A przy okazji jedno spostrzezenie. Na mlb.tv podczas meczu mozna wybrac komentarz home lub away. Dzieki temu nawet ogladajac wyjazdowy mecz swojej druzyny, mozna sluchac swoich ulubionych komentatorow. A poniewaz ja caly czas nie do konca mam ulubiona druzyne w MLB – ogladalem glownie Marlins (ale graja fatalnie) oraz Yankees i A's – chcialem tez zobaczyc jak radza sobie Dodgersi pod wodza konsorcjum z Magic Johnsonem na czele. I tu pojawia sie ciekawostka – mecze Dodgersow komentuje Vin Scully i robi to nieprzerwanie od… 1950 roku!!! Gosc ma 84 lata. Wielki szacunek dla niego i poszanowania tradycji – nikt go z tv nie wypycha. Jest tylko jeden (dla mnie) problem. Za cholere nie daje rady goscia sluchac 🙂 Po prostu, niestety, bardzo mnie irytuje jego monotonny glos i po paru minutach sluchania mam dosyc. I w ten sposob Dodgersom na razie podziekuje 😛

W kazdym razie baseball jest dla mnie idealnym dodatkiem do sesji. Akcja toczy sie powoli, mecze trwaja po cztery godziny, a komentarz – chocby mojej ulubionej pary od Yankees – jest rewelacyjny. Goscie super analizuja sytuacje na boisku, a oprocz tego maja czas na mnostwo ciekwych opowiesci, wspomnien i anegdotek.

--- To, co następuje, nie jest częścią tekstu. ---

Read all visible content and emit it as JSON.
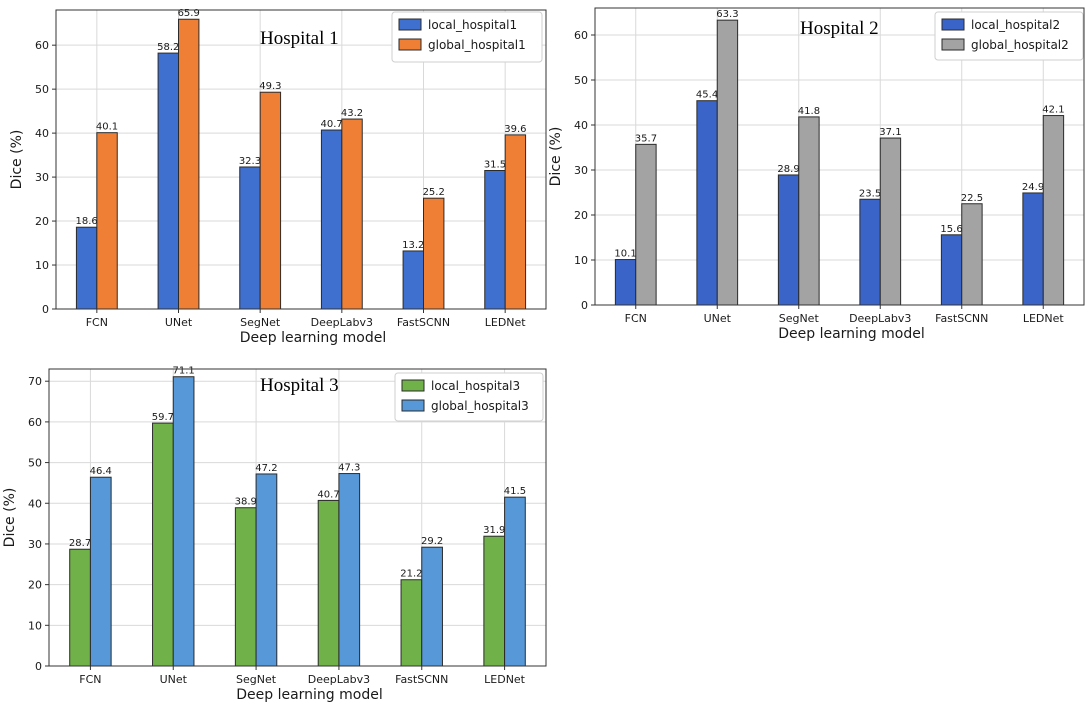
{
  "chart_data": [
    {
      "type": "bar",
      "title": "Hospital 1",
      "xlabel": "Deep learning model",
      "ylabel": "Dice (%)",
      "ylim": [
        0,
        68
      ],
      "yticks": [
        0,
        10,
        20,
        30,
        40,
        50,
        60
      ],
      "grid": true,
      "legend_position": "top-right",
      "categories": [
        "FCN",
        "UNet",
        "SegNet",
        "DeepLabv3",
        "FastSCNN",
        "LEDNet"
      ],
      "series": [
        {
          "name": "local_hospital1",
          "color": "#3f6fcf",
          "values": [
            18.6,
            58.2,
            32.3,
            40.7,
            13.2,
            31.5
          ]
        },
        {
          "name": "global_hospital1",
          "color": "#ee7f35",
          "values": [
            40.1,
            65.9,
            49.3,
            43.2,
            25.2,
            39.6
          ]
        }
      ]
    },
    {
      "type": "bar",
      "title": "Hospital 2",
      "xlabel": "Deep learning model",
      "ylabel": "Dice (%)",
      "ylim": [
        0,
        66
      ],
      "yticks": [
        0,
        10,
        20,
        30,
        40,
        50,
        60
      ],
      "grid": true,
      "legend_position": "top-right",
      "categories": [
        "FCN",
        "UNet",
        "SegNet",
        "DeepLabv3",
        "FastSCNN",
        "LEDNet"
      ],
      "series": [
        {
          "name": "local_hospital2",
          "color": "#3a64c8",
          "values": [
            10.1,
            45.4,
            28.9,
            23.5,
            15.6,
            24.9
          ]
        },
        {
          "name": "global_hospital2",
          "color": "#a3a3a3",
          "values": [
            35.7,
            63.3,
            41.8,
            37.1,
            22.5,
            42.1
          ]
        }
      ]
    },
    {
      "type": "bar",
      "title": "Hospital 3",
      "xlabel": "Deep learning model",
      "ylabel": "Dice (%)",
      "ylim": [
        0,
        73
      ],
      "yticks": [
        0,
        10,
        20,
        30,
        40,
        50,
        60,
        70
      ],
      "grid": true,
      "legend_position": "top-right",
      "categories": [
        "FCN",
        "UNet",
        "SegNet",
        "DeepLabv3",
        "FastSCNN",
        "LEDNet"
      ],
      "series": [
        {
          "name": "local_hospital3",
          "color": "#71b149",
          "values": [
            28.7,
            59.7,
            38.9,
            40.7,
            21.2,
            31.9
          ]
        },
        {
          "name": "global_hospital3",
          "color": "#5698d8",
          "values": [
            46.4,
            71.1,
            47.2,
            47.3,
            29.2,
            41.5
          ]
        }
      ]
    }
  ]
}
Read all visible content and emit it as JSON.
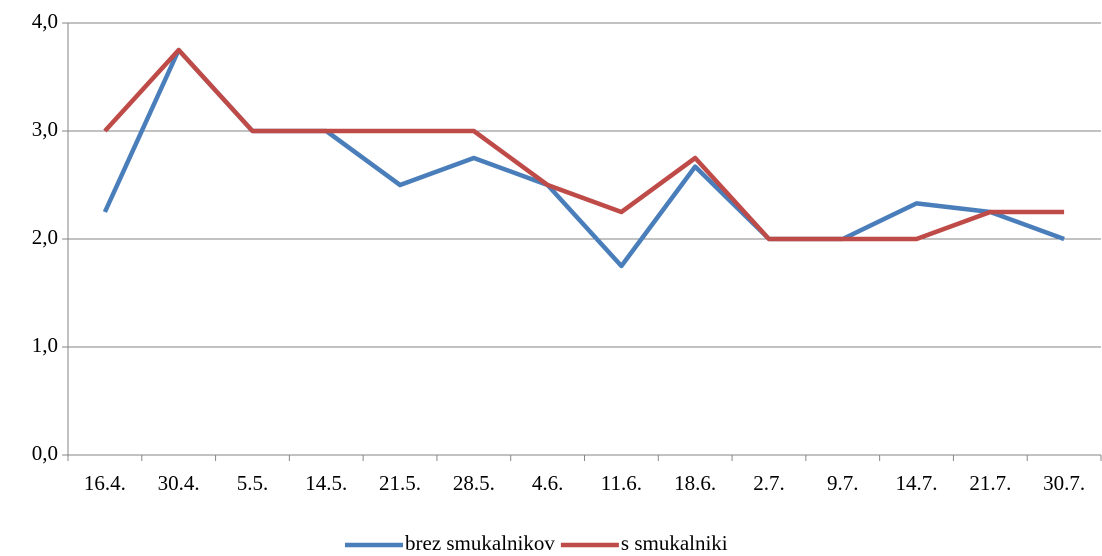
{
  "chart_data": {
    "type": "line",
    "categories": [
      "16.4.",
      "30.4.",
      "5.5.",
      "14.5.",
      "21.5.",
      "28.5.",
      "4.6.",
      "11.6.",
      "18.6.",
      "2.7.",
      "9.7.",
      "14.7.",
      "21.7.",
      "30.7."
    ],
    "series": [
      {
        "name": "brez smukalnikov",
        "color": "#4a7ebb",
        "values": [
          2.25,
          3.75,
          3.0,
          3.0,
          2.5,
          2.75,
          2.5,
          1.75,
          2.67,
          2.0,
          2.0,
          2.33,
          2.25,
          2.0
        ]
      },
      {
        "name": "s smukalniki",
        "color": "#be4b48",
        "values": [
          3.0,
          3.75,
          3.0,
          3.0,
          3.0,
          3.0,
          2.5,
          2.25,
          2.75,
          2.0,
          2.0,
          2.0,
          2.25,
          2.25
        ]
      }
    ],
    "ylim": [
      0,
      4
    ],
    "yticks": [
      {
        "value": 0,
        "label": "0,0"
      },
      {
        "value": 1,
        "label": "1,0"
      },
      {
        "value": 2,
        "label": "2,0"
      },
      {
        "value": 3,
        "label": "3,0"
      },
      {
        "value": 4,
        "label": "4,0"
      }
    ],
    "grid": true,
    "legend": "bottom"
  }
}
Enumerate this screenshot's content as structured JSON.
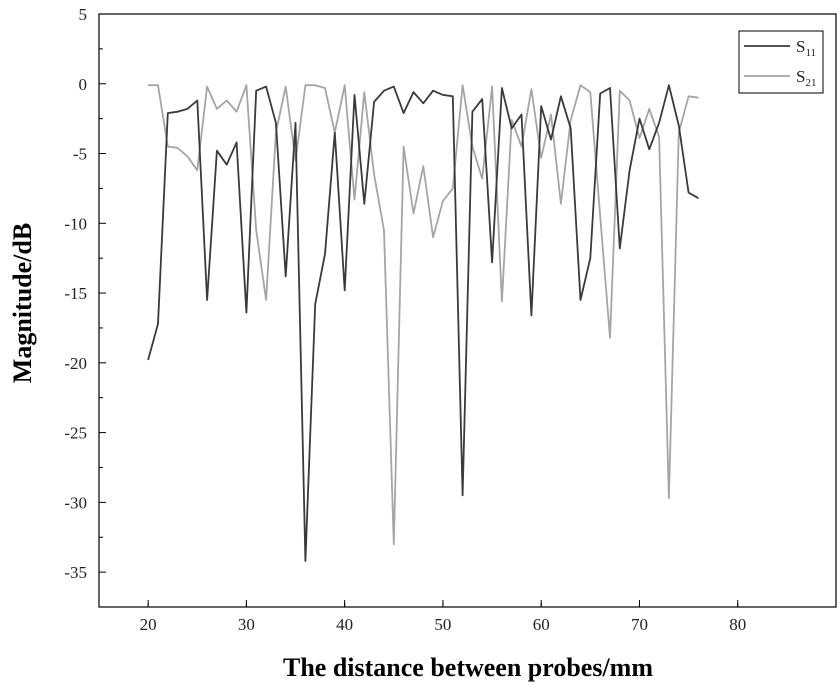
{
  "chart_data": {
    "type": "line",
    "xlabel": "The distance between probes/mm",
    "ylabel": "Magnitude/dB",
    "xlim": [
      15,
      90
    ],
    "ylim": [
      -37.5,
      5
    ],
    "xticks": [
      20,
      30,
      40,
      50,
      60,
      70,
      80
    ],
    "yticks": [
      5,
      0,
      -5,
      -10,
      -15,
      -20,
      -25,
      -30,
      -35
    ],
    "grid": false,
    "legend_position": "top-right",
    "series": [
      {
        "name": "S11",
        "name_main": "S",
        "name_sub": "11",
        "color": "#3a3a3a",
        "x": [
          20,
          21,
          22,
          23,
          24,
          25,
          26,
          27,
          28,
          29,
          30,
          31,
          32,
          33,
          34,
          35,
          36,
          37,
          38,
          39,
          40,
          41,
          42,
          43,
          44,
          45,
          46,
          47,
          48,
          49,
          50,
          51,
          52,
          53,
          54,
          55,
          56,
          57,
          58,
          59,
          60,
          61,
          62,
          63,
          64,
          65,
          66,
          67,
          68,
          69,
          70,
          71,
          72,
          73,
          74,
          75,
          76
        ],
        "y": [
          -19.8,
          -17.2,
          -2.1,
          -2.0,
          -1.8,
          -1.2,
          -15.5,
          -4.8,
          -5.8,
          -4.2,
          -16.4,
          -0.5,
          -0.2,
          -2.8,
          -13.8,
          -2.8,
          -34.2,
          -15.8,
          -12.2,
          -3.5,
          -14.8,
          -0.8,
          -8.6,
          -1.3,
          -0.5,
          -0.2,
          -2.1,
          -0.6,
          -1.4,
          -0.5,
          -0.8,
          -0.9,
          -29.5,
          -2.0,
          -1.1,
          -12.8,
          -0.3,
          -3.2,
          -2.2,
          -16.6,
          -1.6,
          -4.0,
          -0.9,
          -3.2,
          -15.5,
          -12.5,
          -0.7,
          -0.3,
          -11.8,
          -6.2,
          -2.5,
          -4.7,
          -2.8,
          -0.1,
          -3.0,
          -7.8,
          -8.2
        ]
      },
      {
        "name": "S21",
        "name_main": "S",
        "name_sub": "21",
        "color": "#a5a5a5",
        "x": [
          20,
          21,
          22,
          23,
          24,
          25,
          26,
          27,
          28,
          29,
          30,
          31,
          32,
          33,
          34,
          35,
          36,
          37,
          38,
          39,
          40,
          41,
          42,
          43,
          44,
          45,
          46,
          47,
          48,
          49,
          50,
          51,
          52,
          53,
          54,
          55,
          56,
          57,
          58,
          59,
          60,
          61,
          62,
          63,
          64,
          65,
          66,
          67,
          68,
          69,
          70,
          71,
          72,
          73,
          74,
          75,
          76
        ],
        "y": [
          -0.1,
          -0.1,
          -4.5,
          -4.6,
          -5.2,
          -6.2,
          -0.2,
          -1.8,
          -1.2,
          -2.0,
          -0.1,
          -10.5,
          -15.5,
          -3.5,
          -0.2,
          -5.5,
          -0.1,
          -0.1,
          -0.3,
          -3.5,
          -0.1,
          -8.3,
          -0.6,
          -6.5,
          -10.5,
          -33.0,
          -4.5,
          -9.3,
          -5.9,
          -11.0,
          -8.4,
          -7.5,
          -0.1,
          -4.5,
          -6.8,
          -0.2,
          -15.6,
          -2.6,
          -4.5,
          -0.4,
          -5.3,
          -2.2,
          -8.6,
          -2.6,
          -0.1,
          -0.6,
          -9.5,
          -18.2,
          -0.5,
          -1.2,
          -3.9,
          -1.8,
          -3.8,
          -29.7,
          -3.5,
          -0.9,
          -1.0
        ]
      }
    ]
  }
}
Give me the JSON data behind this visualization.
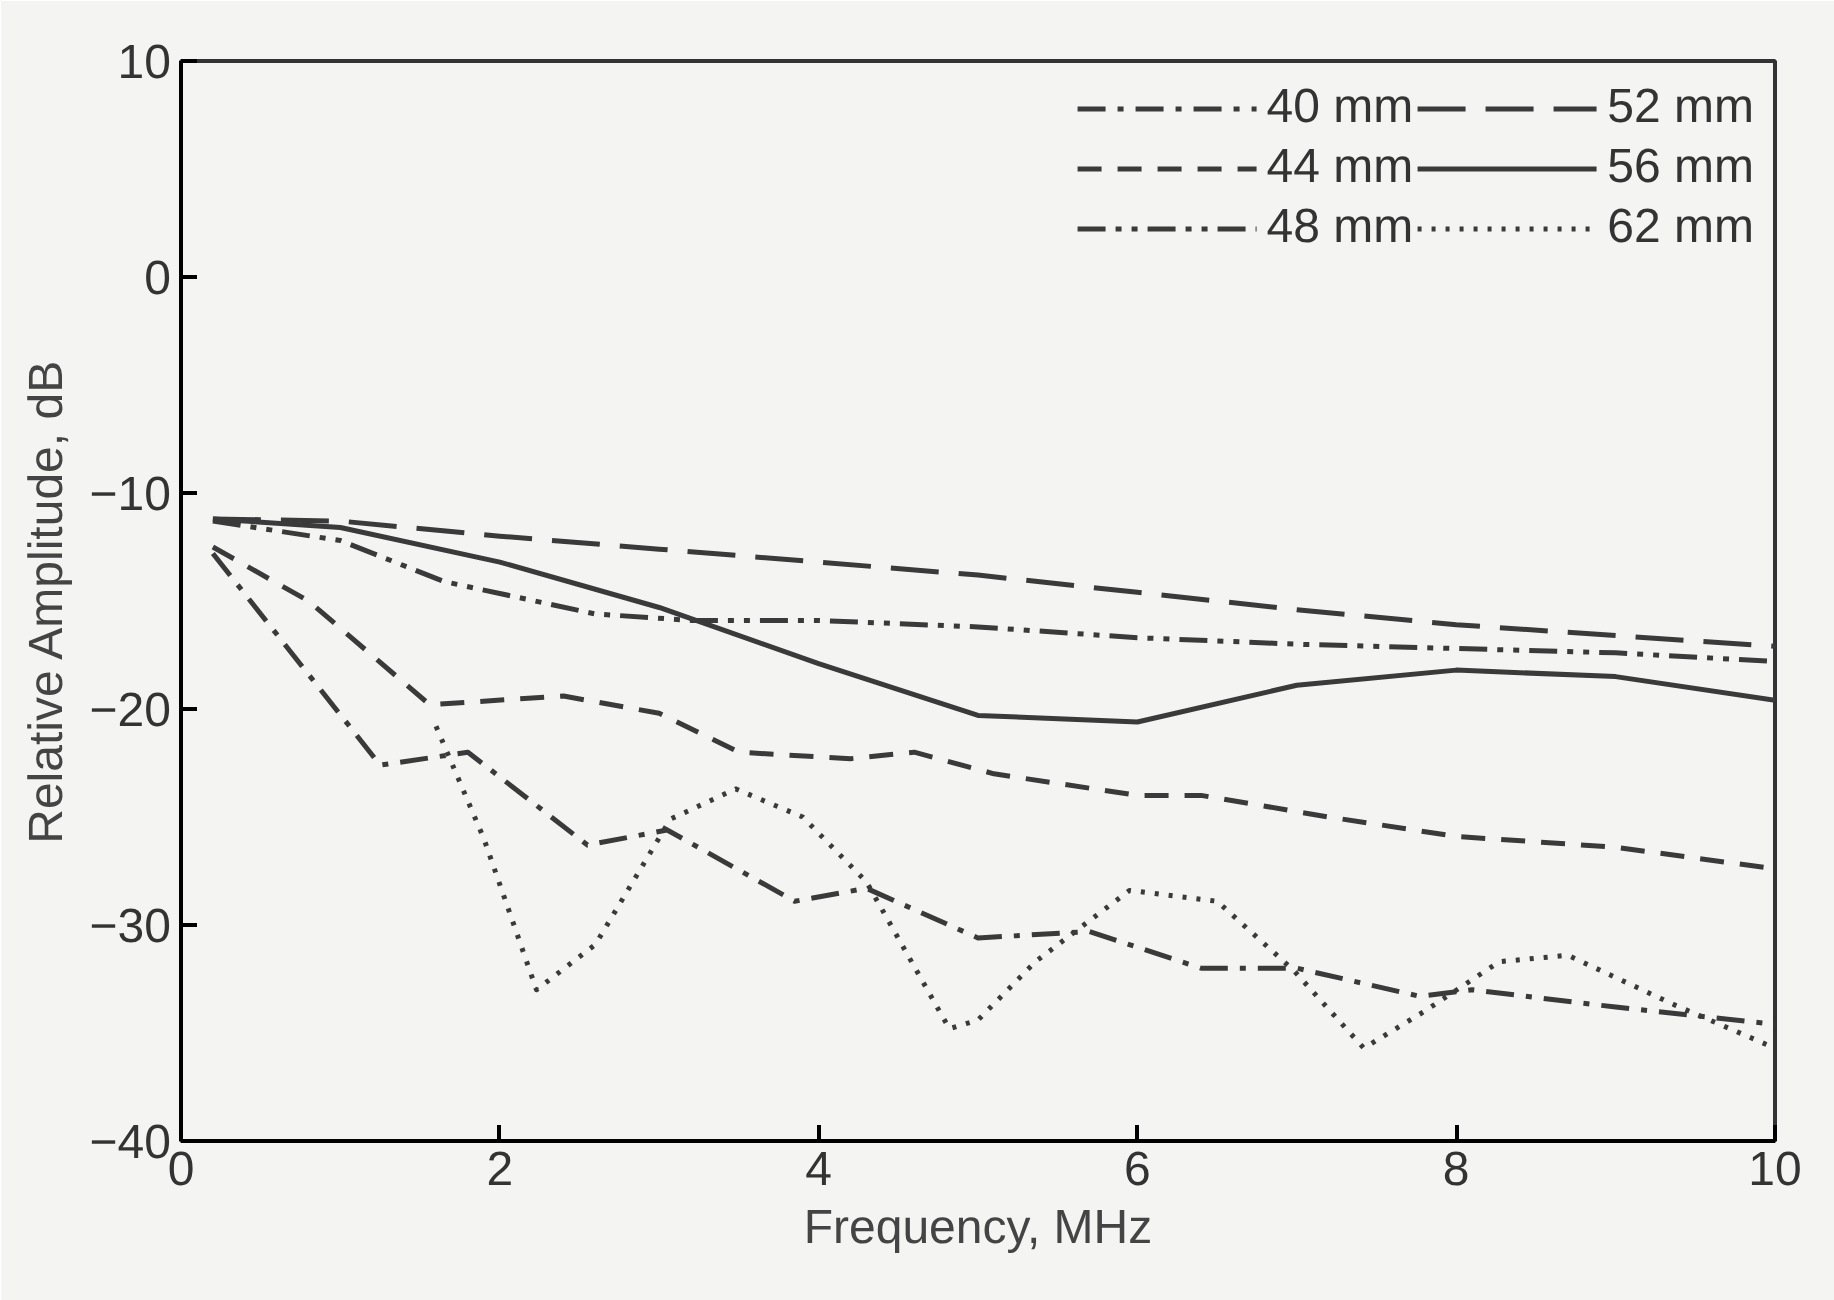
{
  "chart_data": {
    "type": "line",
    "xlabel": "Frequency, MHz",
    "ylabel": "Relative Amplitude, dB",
    "xlim": [
      0,
      10
    ],
    "ylim": [
      -40,
      10
    ],
    "xticks": [
      0,
      2,
      4,
      6,
      8,
      10
    ],
    "yticks": [
      -40,
      -30,
      -20,
      -10,
      0,
      10
    ],
    "grid": false,
    "legend": "top right",
    "marker": "none",
    "series": [
      {
        "name": "40 mm",
        "color": "#3a3a3a",
        "line_style": "dashdot",
        "x": [
          0.2,
          1.25,
          1.8,
          2.55,
          3.05,
          3.85,
          4.3,
          5.0,
          5.7,
          6.4,
          7.0,
          7.77,
          8.1,
          9.0,
          10.0
        ],
        "values": [
          -12.8,
          -22.6,
          -22,
          -26.3,
          -25.6,
          -28.9,
          -28.3,
          -30.6,
          -30.3,
          -32,
          -32,
          -33.3,
          -33,
          -33.8,
          -34.6
        ]
      },
      {
        "name": "44 mm",
        "color": "#3a3a3a",
        "line_style": "dashed",
        "x": [
          0.2,
          0.8,
          1.56,
          2.4,
          3.0,
          3.5,
          4.2,
          4.6,
          5.1,
          6.0,
          6.4,
          7.2,
          8.0,
          9.0,
          10.0
        ],
        "values": [
          -12.5,
          -15,
          -19.8,
          -19.4,
          -20.2,
          -22,
          -22.3,
          -22,
          -23,
          -24,
          -24,
          -25,
          -25.9,
          -26.4,
          -27.4
        ]
      },
      {
        "name": "48 mm",
        "color": "#3a3a3a",
        "line_style": "dashdotdot",
        "x": [
          0.2,
          1.0,
          1.65,
          2.6,
          3.2,
          4.0,
          5.0,
          6.0,
          7.0,
          8.0,
          9.0,
          10.0
        ],
        "values": [
          -11.3,
          -12.2,
          -14.1,
          -15.6,
          -15.9,
          -15.9,
          -16.2,
          -16.7,
          -17,
          -17.2,
          -17.4,
          -17.8
        ]
      },
      {
        "name": "52 mm",
        "color": "#3a3a3a",
        "line_style": "longdash",
        "x": [
          0.2,
          1,
          2,
          3,
          4,
          5,
          6,
          7,
          8,
          9,
          10
        ],
        "values": [
          -11.2,
          -11.3,
          -12,
          -12.6,
          -13.2,
          -13.8,
          -14.6,
          -15.4,
          -16.1,
          -16.6,
          -17.1
        ]
      },
      {
        "name": "56 mm",
        "color": "#3a3a3a",
        "line_style": "solid",
        "x": [
          0.2,
          1,
          2,
          3,
          4,
          5,
          6,
          7,
          8,
          9,
          10
        ],
        "values": [
          -11.2,
          -11.6,
          -13.2,
          -15.3,
          -17.9,
          -20.3,
          -20.6,
          -18.9,
          -18.2,
          -18.5,
          -19.6
        ]
      },
      {
        "name": "62 mm",
        "color": "#3a3a3a",
        "line_style": "dotted",
        "x": [
          1.6,
          1.9,
          2.23,
          2.6,
          3.07,
          3.48,
          3.9,
          4.3,
          4.82,
          5.0,
          5.36,
          5.95,
          6.5,
          6.98,
          7.42,
          7.8,
          8.27,
          8.7,
          9.37,
          10.0
        ],
        "values": [
          -20.8,
          -26,
          -33,
          -30.9,
          -25.1,
          -23.7,
          -25,
          -28,
          -34.8,
          -34.4,
          -31.7,
          -28.4,
          -28.9,
          -32.1,
          -35.7,
          -34,
          -31.7,
          -31.4,
          -33.7,
          -35.7
        ]
      }
    ]
  }
}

Ok, wracajac do WCOOPa. Poniewaz nie jestem graczem turniejowym, odrzucilem opcje grania rownolegle z turniejami z serii kilku/kilkunastu innych turniejow. Glownie dlatego, z epo odpadnieciu wole rozpoczac swoja sesje cashowa. Dlatego najczesciej dorzucalem sobie po prostu pare turbo stepow, dzieki czemu dodatkowo wygralem wejsciowki do kolejnych trzech turniejow i nabilem troche vpp. Przyjemne z pozytecznym.

Skupianie sie na pojedynczych turniejach przynioslo  zamierzony skutek. Z pierwszych osmiu scashowalem  cztery i pol (2 bounty ale poza kasa w jednym z turniejow).  Najwieksza satysfakcje sprawil mi oczywiscie deep run w  4maxie za 215$. Oczywiscie wynik ten nie jest  spektakularny i blednie w porowaniu z dokonaniami  naszych rodzimych wymiataczy (o tym jeszcze ponizej), ale  dal mi duzo radosci. Przede wszystkim dlatego, ze w moim  odczuciu 4max jest bardzo intensywna i wymagajaca  odmiana. Przez dziesiec i pol godziny gry rozegralem w nim  okolo 1300-1500 rozdan z vpip okolo 45%. W tym turnieju  nie ma miejsca na odpoczynek. W kazdym rozdaniu  jestesmy na CO, buttonie lub blindach, sredni vpip dobrego  gracza wynosi 40-50% a 3bet najczesciej kolo 15%. Lekkie  4bety i 5bety duzymi stadami lataja nisko nad ziemia.  Oczywiscie szkoda odpadniecia (KK vs AK) jak sie juz jest  tak blisko i gra sie tak przyjemnie, ale wszystko w swoim  czasie. Na razie jestem zadowolony z prawie 100% roi w  tegorocznym wcoopie.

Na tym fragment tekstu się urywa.